2. Trésors surprises, Gilbert Legrand, Sarbacane, 2016
Album, dès 2 ans

Prendre cet objet-livre dans les mains interpelle immédiatement: cartonné épais de forme carrée aux angles arrondis, petit format, tranche multicolore laissant deviner des rabats, chacun d’une couleur différente, son poids, assez lourd, c’est l’ensemble qui nous surprend! En effet, tout semblerait indiquer qu’il s’agit d’un livre pour bébé… mais c’est sans compter sur l’expression qui nous prévient: «les apparences sont trompeuses»! La régularité de la présentation – où la page de gauche montre une photo d’objets banals, le rabat replié à droite, qui pose une question en nommant simplement ces objets photographiés suivis d’un point d’interrogation – pourrait nous faire penser à un imagier servant donc aux tout petits à acquérir du vocabulaire quotidien… Il y a également le «texte», minimaliste, composé principalement de substantifs et d’énoncés sans verbes, contenant rimes et assonances, qui conviendrait aussi aux débuts de l’apprentissage du langage; il y a encore la couleur de fond du rabat qui se retrouve dans la police d’écriture colorée de ses courtes légendes, facilitant l’accès au sens car fonctionnant comme un rappel du «caché-trouvé»… Cependant, voilà: soulever le rabat non seulement provoque l’effet surprise attendu avec ce genre de pliage, mais révèle tout le génie créatif de l’auteur! C’est un monde foisonnant d’imagination qui dévoile alors les incroyables métamorphoses opérées sur ces simples objets quotidiens! Du coup, le livre pour bébé se métamorphose lui aussi en livre d’artiste, élargissant exponentiellement le potentiel lectorat à toute personne désirant se prêter au jeu de la découverte de cette extraordinaire galerie de banalités sublimées! Soulever le rabat, s’étonner, sourire, s’émerveiller du talent de l’artiste, jusqu’à croire qu’on aurait aussi pu le faire… mais reconnaître qu’il fallait y penser… puis songer qu’on pourrait tenter d’en faire autant avec d’autres objets… c’est un peu revivre les émotions de notre enfance qui jouait à cache-cache, ce doux mélange de sensation de solitude, de peur, de plaisir ou encore, plus tard, celle qui transformait les objets pour servir ses jeux symboliques inventés dans le dynamisme et la joie propres à l’enfance, pour vivre des aventures dans des cartons, avec des bouts de bois, des pierres et des couvertures…

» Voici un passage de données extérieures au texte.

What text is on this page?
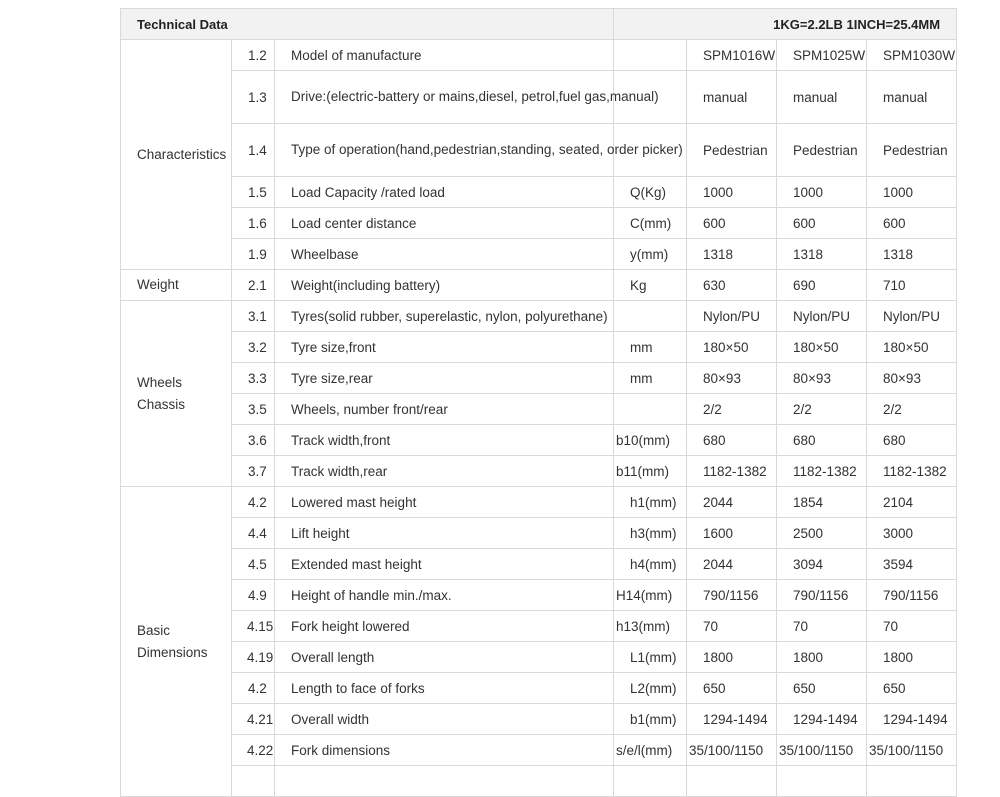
Technical Data			1KG=2.2LB 1INCH=25.4MM			
Characteristics	1.2	Model of manufacture		SPM1016W	SPM1025W	SPM1030W
	1.3	Drive:(electric-battery or mains,diesel, petrol,fuel gas,manual)		manual	manual	manual
	1.4	Type of operation(hand,pedestrian,standing, seated, order picker)		Pedestrian	Pedestrian	Pedestrian
	1.5	Load Capacity /rated load	Q(Kg)	1000	1000	1000
	1.6	Load center distance	C(mm)	600	600	600
	1.9	Wheelbase	y(mm)	1318	1318	1318
Weight	2.1	Weight(including battery)	Kg	630	690	710

Wheels
Chassis	3.1	Tyres(solid rubber, superelastic, nylon, polyurethane)		Nylon/PU	Nylon/PU	Nylon/PU
	3.2	Tyre size,front	mm	180×50	180×50	180×50
	3.3	Tyre size,rear	mm	80×93	80×93	80×93
	3.5	Wheels, number front/rear		2/2	2/2	2/2
	3.6	Track width,front	b10(mm)	680	680	680
	3.7	Track width,rear	b11(mm)	1182-1382	1182-1382	1182-1382

Basic
Dimensions	4.2	Lowered mast height	h1(mm)	2044	1854	2104
	4.4	Lift height	h3(mm)	1600	2500	3000
	4.5	Extended mast height	h4(mm)	2044	3094	3594
	4.9	Height of handle min./max.	H14(mm)	790/1156	790/1156	790/1156
	4.15	Fork height lowered	h13(mm)	70	70	70
	4.19	Overall length	L1(mm)	1800	1800	1800
	4.2	Length to face of forks	L2(mm)	650	650	650
	4.21	Overall width	b1(mm)	1294-1494	1294-1494	1294-1494
	4.22	Fork dimensions	s/e/l(mm)	35/100/1150	35/100/1150	35/100/1150
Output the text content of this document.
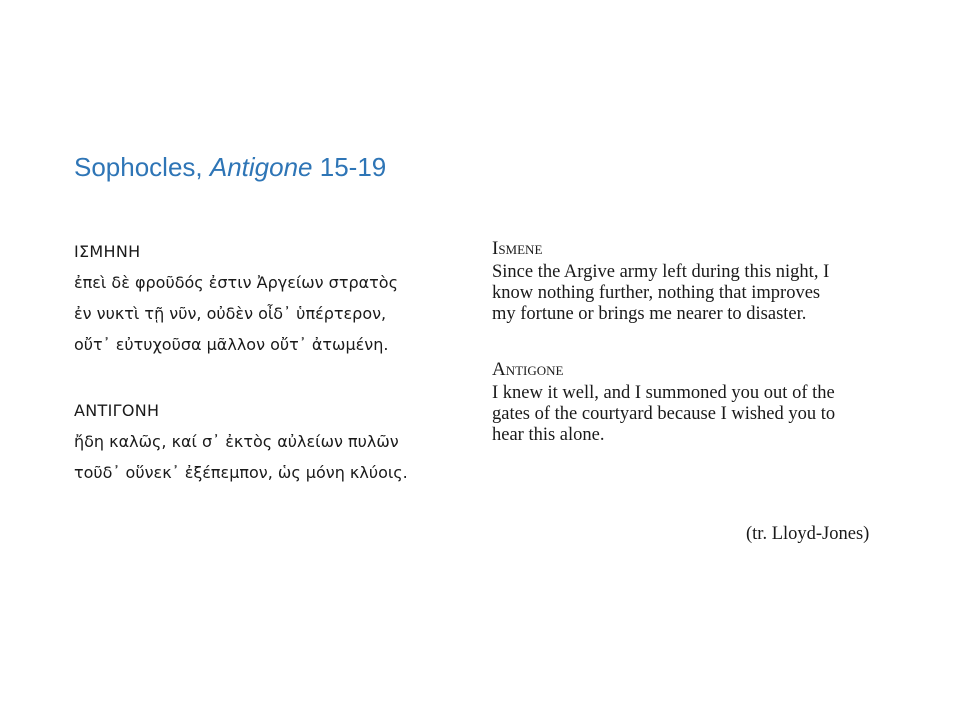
Sophocles, Antigone 15-19
ΙΣΜΗΝΗ
ἐπεὶ δὲ φροῦδός ἐστιν Ἀργείων στρατὸς
ἐν νυκτὶ τῇ νῦν, οὐδὲν οἶδ᾽ ὑπέρτερον,
οὔτ᾽ εὐτυχοῦσα μᾶλλον οὔτ᾽ ἀτωμένη.
ΑΝΤΙΓΟΝΗ
ἤδη καλῶς, καί σ᾽ ἐκτὸς αὐλείων πυλῶν
τοῦδ᾽ οὕνεκ᾽ ἐξέπεμπον, ὡς μόνη κλύοις.
Ismene
Since the Argive army left during this night, I
know nothing further, nothing that improves
my fortune or brings me nearer to disaster.
Antigone
I knew it well, and I summoned you out of the
gates of the courtyard because I wished you to
hear this alone.
(tr. Lloyd-Jones)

Cet album épuré, mélangeant habilement, sur fond blanc, objets photographiés, coups de crayon à l’encre de chine et quelques rares touches de crayon gras, révèle l’enfant enfoui en chacun.e, en nous redonnant le pouvoir d’observer les choses par le prisme de l’imagination débordante et celui de transformer la banalité en source de gaité spontanée… pour que les trombones-pingouins défilent, que des coquillages-cônes-et-chapeaux-ronds abritent boules de glace ou coiffures, que des clés deviennent des bassets et une chaîne à vélo un canard déchaîné! Un chef-d’œuvre original, créatif et épuré: plaisir assuré! (SR)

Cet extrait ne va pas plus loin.